Alex Komoroske and I had a great generative conversation today and as usual, I have a new framing to write down.
We often look for a humble attitude toward new information in those who we collaborate with. It signals to us that they are willing to listen and shift their perspective, to see what we see — even if temporarily. We recognized that there might be two different kinds of this humility, seemingly stacked on top of another: the first order and the second order.
The first order of humility feels like this general sense of curiosity, a hunger for new information, excitement toward it. People with strong first-order humility are information sponges, asking more questions, pulling on threads, actively engaging in conversations, seeking insights and incorporating them into their understanding of the world. They have enough confidence in this understanding to the degree that they aren’t experiencing much angst in the presence of disconfirming evidence.
This confidence also conceals the limit of the first order of humility. Even though I might be eager to take your new idea for a spin, I only do so to enrich and reinforce my current understanding.

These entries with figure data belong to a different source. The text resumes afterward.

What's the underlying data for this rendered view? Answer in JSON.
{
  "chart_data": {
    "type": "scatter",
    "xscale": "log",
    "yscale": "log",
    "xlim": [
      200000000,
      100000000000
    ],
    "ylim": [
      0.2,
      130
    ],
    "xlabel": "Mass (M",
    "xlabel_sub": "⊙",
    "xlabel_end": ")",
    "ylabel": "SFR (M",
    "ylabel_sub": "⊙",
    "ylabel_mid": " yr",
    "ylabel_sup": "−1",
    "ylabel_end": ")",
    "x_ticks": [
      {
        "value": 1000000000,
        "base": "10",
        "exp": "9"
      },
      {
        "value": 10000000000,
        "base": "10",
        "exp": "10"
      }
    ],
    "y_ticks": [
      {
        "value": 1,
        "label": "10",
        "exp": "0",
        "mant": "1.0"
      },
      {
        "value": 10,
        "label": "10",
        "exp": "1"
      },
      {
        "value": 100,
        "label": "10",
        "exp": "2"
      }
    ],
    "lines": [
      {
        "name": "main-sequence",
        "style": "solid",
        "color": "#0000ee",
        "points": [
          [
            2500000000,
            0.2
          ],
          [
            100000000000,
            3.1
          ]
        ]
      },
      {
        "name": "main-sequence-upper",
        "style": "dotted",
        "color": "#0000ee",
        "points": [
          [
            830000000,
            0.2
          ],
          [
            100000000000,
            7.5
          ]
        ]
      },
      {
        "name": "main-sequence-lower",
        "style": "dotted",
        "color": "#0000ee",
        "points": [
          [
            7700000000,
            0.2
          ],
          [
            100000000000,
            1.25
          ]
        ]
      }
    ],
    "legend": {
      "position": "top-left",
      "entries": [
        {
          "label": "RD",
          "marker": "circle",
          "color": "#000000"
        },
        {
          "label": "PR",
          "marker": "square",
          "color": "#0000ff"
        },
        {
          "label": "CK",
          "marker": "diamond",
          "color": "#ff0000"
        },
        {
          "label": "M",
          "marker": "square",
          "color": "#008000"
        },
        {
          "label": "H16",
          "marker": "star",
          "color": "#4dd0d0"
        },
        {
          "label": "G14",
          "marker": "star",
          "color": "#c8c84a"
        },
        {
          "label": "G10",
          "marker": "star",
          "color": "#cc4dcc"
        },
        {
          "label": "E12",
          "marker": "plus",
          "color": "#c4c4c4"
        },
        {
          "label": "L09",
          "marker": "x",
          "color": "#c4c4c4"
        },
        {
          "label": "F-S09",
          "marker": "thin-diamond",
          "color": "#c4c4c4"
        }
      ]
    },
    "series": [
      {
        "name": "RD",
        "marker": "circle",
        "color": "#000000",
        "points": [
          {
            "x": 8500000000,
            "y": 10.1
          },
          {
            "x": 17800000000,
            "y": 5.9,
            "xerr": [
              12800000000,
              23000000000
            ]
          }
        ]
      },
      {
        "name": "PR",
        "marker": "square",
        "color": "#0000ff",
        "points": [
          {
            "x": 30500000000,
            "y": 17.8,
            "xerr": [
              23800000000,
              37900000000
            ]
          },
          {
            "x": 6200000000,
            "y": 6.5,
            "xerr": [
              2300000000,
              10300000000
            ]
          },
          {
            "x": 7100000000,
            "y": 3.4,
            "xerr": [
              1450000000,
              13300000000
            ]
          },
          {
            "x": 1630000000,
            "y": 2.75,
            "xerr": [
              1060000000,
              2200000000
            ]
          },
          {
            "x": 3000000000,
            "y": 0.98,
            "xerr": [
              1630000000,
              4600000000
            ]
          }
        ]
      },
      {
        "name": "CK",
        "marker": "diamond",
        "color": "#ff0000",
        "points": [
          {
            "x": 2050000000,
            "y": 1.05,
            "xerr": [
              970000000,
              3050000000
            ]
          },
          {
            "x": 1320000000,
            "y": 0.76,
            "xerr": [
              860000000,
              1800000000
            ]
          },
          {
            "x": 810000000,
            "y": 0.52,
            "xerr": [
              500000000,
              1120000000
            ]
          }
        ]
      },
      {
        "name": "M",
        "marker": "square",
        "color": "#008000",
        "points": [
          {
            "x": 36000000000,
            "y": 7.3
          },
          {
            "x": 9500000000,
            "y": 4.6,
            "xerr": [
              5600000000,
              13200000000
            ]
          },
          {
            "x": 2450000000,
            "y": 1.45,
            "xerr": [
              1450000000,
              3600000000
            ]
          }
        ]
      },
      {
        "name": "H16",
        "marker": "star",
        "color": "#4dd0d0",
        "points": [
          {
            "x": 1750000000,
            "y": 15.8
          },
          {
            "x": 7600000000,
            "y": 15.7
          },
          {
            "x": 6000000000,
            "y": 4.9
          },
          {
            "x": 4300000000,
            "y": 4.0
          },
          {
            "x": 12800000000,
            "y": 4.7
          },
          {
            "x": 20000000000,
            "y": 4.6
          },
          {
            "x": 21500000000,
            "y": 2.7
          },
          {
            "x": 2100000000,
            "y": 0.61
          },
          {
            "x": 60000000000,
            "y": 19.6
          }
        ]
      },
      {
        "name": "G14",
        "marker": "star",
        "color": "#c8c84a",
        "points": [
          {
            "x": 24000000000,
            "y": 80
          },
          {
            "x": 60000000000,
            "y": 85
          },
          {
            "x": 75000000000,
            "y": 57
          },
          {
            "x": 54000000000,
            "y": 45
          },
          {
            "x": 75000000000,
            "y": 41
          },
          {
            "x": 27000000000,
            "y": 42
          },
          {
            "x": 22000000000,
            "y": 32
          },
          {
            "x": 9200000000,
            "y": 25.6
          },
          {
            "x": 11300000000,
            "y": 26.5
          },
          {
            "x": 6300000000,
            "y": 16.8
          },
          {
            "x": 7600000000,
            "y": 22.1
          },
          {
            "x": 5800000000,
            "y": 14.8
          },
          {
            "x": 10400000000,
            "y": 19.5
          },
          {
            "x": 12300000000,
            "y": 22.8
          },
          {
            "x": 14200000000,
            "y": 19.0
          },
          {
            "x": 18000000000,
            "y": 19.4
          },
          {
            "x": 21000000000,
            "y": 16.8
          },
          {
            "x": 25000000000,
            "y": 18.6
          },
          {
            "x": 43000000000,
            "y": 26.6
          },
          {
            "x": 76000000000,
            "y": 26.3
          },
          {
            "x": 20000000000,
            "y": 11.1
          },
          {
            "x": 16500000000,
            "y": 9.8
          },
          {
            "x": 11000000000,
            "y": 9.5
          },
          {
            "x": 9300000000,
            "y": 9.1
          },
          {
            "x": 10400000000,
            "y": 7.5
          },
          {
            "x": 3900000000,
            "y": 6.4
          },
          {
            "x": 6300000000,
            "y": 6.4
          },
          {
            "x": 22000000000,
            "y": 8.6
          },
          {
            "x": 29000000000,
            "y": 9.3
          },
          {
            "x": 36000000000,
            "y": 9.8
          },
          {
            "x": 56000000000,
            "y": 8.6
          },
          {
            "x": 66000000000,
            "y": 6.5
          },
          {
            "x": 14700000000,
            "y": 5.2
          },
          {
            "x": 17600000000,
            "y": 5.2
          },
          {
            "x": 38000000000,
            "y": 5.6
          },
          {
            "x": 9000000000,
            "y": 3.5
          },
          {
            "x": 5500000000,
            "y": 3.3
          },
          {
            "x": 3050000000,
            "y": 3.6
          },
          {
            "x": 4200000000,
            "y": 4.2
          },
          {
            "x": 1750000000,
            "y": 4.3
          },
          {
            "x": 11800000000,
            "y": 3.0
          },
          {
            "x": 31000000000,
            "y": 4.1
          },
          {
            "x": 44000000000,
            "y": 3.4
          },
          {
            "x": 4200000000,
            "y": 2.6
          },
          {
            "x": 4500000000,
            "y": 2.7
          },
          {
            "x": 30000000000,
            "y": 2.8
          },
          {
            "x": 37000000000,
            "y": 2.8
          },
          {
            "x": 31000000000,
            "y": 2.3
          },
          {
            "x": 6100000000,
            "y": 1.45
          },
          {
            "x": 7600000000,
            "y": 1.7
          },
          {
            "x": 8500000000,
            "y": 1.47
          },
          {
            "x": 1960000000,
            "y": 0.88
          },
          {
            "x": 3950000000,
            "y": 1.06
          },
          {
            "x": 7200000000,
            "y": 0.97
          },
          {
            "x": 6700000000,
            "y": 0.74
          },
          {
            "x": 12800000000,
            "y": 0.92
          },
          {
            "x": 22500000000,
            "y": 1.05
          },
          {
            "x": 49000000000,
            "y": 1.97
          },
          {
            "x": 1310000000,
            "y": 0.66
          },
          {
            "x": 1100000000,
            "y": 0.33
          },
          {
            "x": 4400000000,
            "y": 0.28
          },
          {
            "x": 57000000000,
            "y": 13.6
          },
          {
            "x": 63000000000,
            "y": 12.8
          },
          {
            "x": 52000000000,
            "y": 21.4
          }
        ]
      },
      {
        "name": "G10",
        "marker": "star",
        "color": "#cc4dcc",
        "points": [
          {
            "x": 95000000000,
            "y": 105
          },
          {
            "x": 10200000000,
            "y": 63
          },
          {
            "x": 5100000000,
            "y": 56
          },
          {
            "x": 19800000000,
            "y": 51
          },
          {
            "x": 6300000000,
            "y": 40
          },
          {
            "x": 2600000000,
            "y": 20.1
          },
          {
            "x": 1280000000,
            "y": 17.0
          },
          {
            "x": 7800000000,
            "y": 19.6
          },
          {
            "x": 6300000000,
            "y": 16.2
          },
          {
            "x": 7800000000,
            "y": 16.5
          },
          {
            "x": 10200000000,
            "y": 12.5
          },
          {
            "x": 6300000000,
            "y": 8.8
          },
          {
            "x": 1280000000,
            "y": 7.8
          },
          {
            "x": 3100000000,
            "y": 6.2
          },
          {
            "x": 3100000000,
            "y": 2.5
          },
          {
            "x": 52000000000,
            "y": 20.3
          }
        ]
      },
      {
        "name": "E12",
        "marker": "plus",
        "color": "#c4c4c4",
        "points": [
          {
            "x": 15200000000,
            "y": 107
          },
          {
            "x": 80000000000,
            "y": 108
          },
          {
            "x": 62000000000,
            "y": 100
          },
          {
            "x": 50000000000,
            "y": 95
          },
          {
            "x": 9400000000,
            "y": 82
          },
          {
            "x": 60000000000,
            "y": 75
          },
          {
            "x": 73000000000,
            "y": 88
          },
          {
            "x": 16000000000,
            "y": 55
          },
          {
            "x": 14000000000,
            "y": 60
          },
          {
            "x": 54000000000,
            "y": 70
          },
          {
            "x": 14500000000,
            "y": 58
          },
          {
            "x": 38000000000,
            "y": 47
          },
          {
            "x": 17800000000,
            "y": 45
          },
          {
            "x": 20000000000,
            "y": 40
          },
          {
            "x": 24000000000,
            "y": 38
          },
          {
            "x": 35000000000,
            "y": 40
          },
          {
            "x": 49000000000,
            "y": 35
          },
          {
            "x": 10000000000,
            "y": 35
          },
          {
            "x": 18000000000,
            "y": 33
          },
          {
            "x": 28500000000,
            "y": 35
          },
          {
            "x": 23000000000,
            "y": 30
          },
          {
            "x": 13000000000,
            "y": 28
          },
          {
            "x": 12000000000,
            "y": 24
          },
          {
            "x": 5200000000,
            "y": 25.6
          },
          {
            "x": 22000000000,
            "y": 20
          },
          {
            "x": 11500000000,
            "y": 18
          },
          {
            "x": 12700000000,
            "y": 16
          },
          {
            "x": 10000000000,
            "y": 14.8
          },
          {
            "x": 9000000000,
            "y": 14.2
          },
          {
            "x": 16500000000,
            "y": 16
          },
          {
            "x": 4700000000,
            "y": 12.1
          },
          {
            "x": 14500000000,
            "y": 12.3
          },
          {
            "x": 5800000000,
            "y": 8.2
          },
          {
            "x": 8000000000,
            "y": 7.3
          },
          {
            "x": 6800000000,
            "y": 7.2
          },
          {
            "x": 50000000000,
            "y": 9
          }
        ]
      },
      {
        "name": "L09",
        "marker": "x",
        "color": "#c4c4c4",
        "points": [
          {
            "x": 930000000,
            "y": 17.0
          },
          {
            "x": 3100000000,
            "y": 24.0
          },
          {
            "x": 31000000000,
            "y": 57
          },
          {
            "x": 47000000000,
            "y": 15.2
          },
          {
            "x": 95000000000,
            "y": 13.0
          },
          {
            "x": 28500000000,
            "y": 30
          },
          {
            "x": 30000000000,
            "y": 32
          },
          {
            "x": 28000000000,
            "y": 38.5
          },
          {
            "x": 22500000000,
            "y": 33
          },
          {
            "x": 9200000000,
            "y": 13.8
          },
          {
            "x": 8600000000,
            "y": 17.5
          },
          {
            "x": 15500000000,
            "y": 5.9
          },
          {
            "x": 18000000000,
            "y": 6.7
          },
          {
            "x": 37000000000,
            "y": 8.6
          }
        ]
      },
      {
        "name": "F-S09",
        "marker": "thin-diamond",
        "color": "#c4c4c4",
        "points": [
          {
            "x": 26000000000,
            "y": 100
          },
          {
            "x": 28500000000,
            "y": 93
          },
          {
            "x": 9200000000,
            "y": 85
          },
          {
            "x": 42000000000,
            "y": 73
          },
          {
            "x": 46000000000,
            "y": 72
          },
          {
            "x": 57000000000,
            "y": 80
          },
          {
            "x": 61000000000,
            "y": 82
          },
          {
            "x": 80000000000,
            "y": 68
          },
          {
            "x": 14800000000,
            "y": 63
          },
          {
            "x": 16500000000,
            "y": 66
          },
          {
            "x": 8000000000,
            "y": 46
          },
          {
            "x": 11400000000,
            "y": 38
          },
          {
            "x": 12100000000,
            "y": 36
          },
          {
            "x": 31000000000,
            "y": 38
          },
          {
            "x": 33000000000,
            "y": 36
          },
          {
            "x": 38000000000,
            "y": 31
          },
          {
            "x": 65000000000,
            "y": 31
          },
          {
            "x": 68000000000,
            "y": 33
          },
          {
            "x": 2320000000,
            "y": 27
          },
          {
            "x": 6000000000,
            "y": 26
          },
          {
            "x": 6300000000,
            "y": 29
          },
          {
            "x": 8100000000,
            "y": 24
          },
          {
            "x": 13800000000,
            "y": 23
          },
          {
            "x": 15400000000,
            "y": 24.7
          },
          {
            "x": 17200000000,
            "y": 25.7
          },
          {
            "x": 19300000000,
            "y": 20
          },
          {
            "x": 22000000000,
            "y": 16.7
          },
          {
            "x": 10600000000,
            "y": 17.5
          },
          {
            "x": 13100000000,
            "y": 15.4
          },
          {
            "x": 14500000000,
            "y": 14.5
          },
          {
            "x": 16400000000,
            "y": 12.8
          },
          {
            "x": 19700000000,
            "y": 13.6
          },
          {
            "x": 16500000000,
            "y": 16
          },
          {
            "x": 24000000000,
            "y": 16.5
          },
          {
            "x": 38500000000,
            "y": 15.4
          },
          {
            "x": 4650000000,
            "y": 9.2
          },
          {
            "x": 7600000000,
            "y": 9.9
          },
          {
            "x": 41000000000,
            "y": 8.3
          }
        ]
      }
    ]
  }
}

In this order of humility, my understanding of the world remains largely immovable, a vessel that I am happy to pile my new insights into, sorting useful ones into one pile, and the useless ones into another.
At the second order of humility, this illusion is shattered. Usually through lived experience, a person who acquired this kind of humility has watched that vessel turn into mush, or disappear, break down, and eventually emerge as something completely different — taking all those piled-on useless insights and Copernican-shifting them into a whole reality.
Lost is the confidence in the concreteness of the world, and with it, the ease of sorting insights into useful and useless. Disconfirming evidence is met with wonder and awe, as a possible precursor to another metamorphosis.
We also noticed that orders of humility seem to correlate with horizontal and vertical development framing. Both are representative of the acceptance and appreciation of development. The first order of humility seems to correspond to commitment to horizontal development (“learning makes you better”), and the second order of humility to vertical (“learning transforms who you are”).